Lastly, it is important to note that our descriptions of illnesses were informed by the literature and a medical expert rather than the lived experience of patients. For rare conditions (eg GBS, ReA and HUS), this information would be a valuable addition, for example, by basing the descriptions on qualitative research such as interviews with patients to ensure relevant aspects are captured and the language is appropriate from a patient point of view.

There are notable advantages in using DCE techniques, such as enabling an efficient way of establishing preferences in the absence of revealed preference data and allowing for the relative importance of each attribute to be estimated individually [50]. Another strength of the study was the use of a large representative (in terms of age, gender and region) sample. Feedback from respondents regarding the ease of completion of the survey were comparable to other DCES valuing health states [46]. There is potential for WTP of various populations to be explored, and further work is required to explore the interpretation of these results to inform decision making.

The results suggest that the estimated WTP to avoid FBI is related to the amount of income lost when ill. Entitlements such as paid sick leave reduces the WTP estimates, suggesting that respondents are considering paid sick leave entitlements when they respond. When assessing the welfare changes associated with FBI, care should be taken to avoid double counting. The WTP with compensation reflects the impact of ill health, while the WTP without compensation reflects to some extent the individual income loss. The later would result in double counting if the productivity losses faced by firms were also included, therefore it may be more appropriate to estimate productivity losses separately.

Conclusion and policy implications

Reliable estimates of the economic costs of specific foodborne infections are needed for policy makers to develop, prioritise and implement control measures with a net benefit to society. Most FBI can be prevented which reduces health care use and treatment costs. Preventative strategies are usually employed in food safety policy to reduce the incidence of FBI.

Lost productivity is one of the largest costs associated with the burden of FBI, but is often criticised for overestimating the actual burden of illness.
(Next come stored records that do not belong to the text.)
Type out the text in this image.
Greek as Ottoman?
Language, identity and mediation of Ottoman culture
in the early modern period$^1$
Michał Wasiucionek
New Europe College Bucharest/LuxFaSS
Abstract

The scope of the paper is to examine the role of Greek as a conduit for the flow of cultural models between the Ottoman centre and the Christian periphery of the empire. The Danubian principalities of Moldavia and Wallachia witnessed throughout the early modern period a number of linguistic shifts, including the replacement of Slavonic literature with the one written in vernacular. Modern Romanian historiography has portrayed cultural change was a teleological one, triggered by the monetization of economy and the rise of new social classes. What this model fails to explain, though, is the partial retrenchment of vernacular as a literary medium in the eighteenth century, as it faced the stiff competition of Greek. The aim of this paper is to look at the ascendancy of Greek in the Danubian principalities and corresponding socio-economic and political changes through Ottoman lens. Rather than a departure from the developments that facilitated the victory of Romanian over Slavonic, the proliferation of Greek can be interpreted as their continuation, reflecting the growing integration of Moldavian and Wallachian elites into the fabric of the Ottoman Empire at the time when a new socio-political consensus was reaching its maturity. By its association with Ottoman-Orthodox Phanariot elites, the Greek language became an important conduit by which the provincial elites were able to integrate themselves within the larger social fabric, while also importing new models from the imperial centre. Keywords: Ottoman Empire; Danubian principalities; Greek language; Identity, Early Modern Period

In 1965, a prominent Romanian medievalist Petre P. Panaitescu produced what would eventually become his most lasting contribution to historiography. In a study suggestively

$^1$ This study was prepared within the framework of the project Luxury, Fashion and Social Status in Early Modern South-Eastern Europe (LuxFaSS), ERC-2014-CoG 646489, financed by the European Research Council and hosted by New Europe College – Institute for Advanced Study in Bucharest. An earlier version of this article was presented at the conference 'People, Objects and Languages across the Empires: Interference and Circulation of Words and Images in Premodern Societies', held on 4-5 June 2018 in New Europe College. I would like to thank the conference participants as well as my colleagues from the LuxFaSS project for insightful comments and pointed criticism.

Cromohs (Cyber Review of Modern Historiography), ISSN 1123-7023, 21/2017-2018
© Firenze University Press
Using WTP offers an alternative method for estimating costs, but it is important that this considers the effects of employment conditions, which influences values differently for short-term and long-term illnesses.
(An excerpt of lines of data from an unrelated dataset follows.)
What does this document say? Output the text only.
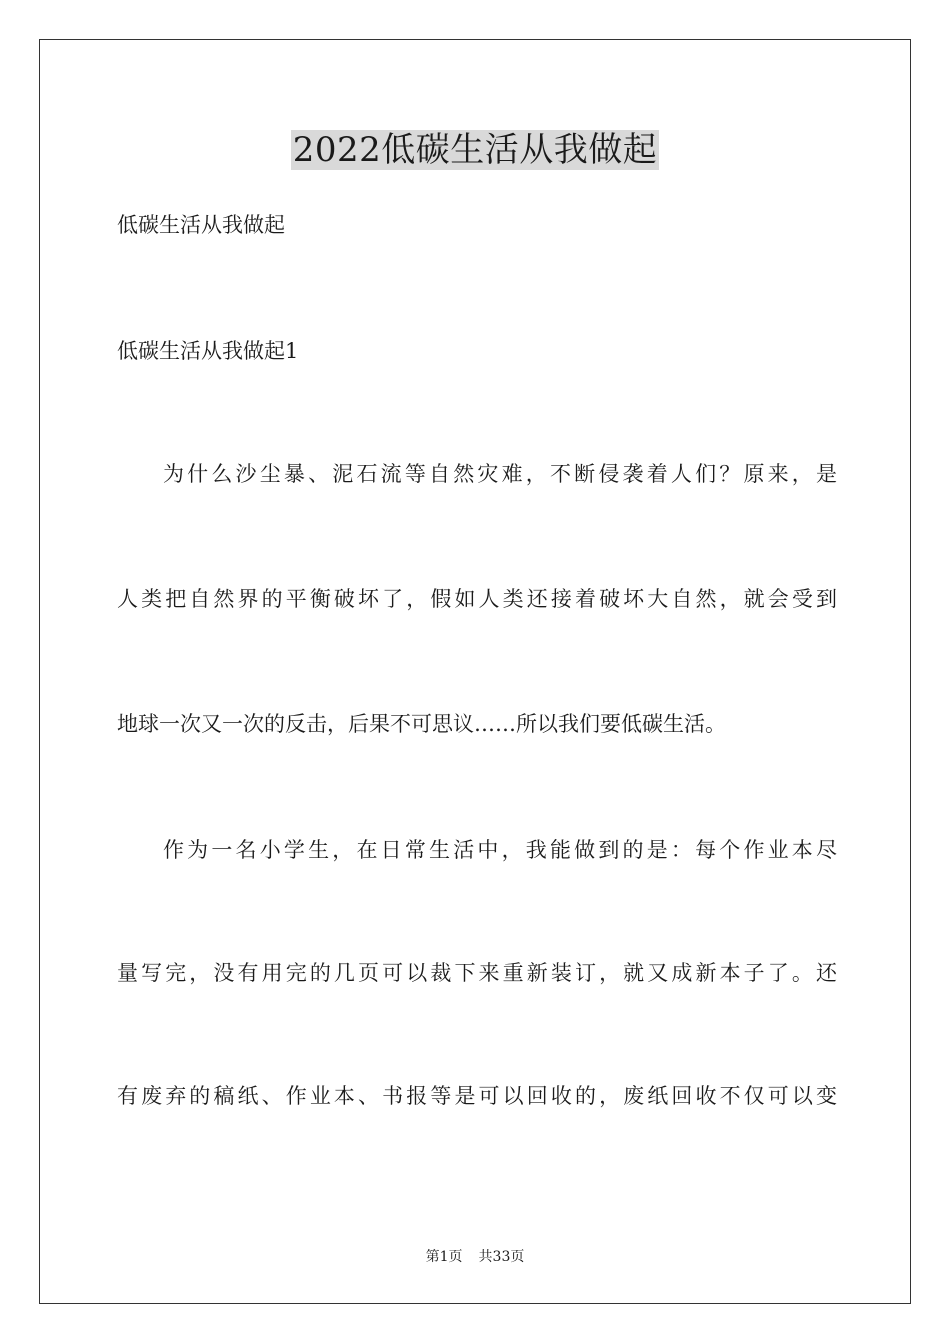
2022低碳生活从我做起
低碳生活从我做起
低碳生活从我做起1
为什么沙尘暴、泥石流等自然灾难，不断侵袭着人们？原来，是
人类把自然界的平衡破坏了，假如人类还接着破坏大自然，就会受到
地球一次又一次的反击，后果不可思议……所以我们要低碳生活。
作为一名小学生，在日常生活中，我能做到的是：每个作业本尽
量写完，没有用完的几页可以裁下来重新装订，就又成新本子了。还
有废弃的稿纸、作业本、书报等是可以回收的，废纸回收不仅可以变
第1页 共33页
The findings from this DCE study illustrate that respondents value the consequences of the FBI based on important factors of severity of the illness and do consider the effect on productivity to be important in the long term. There are differences in preferences that translate into substantial differences in WTP to avoid an illness. These results have implications for estimating the burden and cost of FBI and suggest that as income loss is tempered by availability of paid sick leave.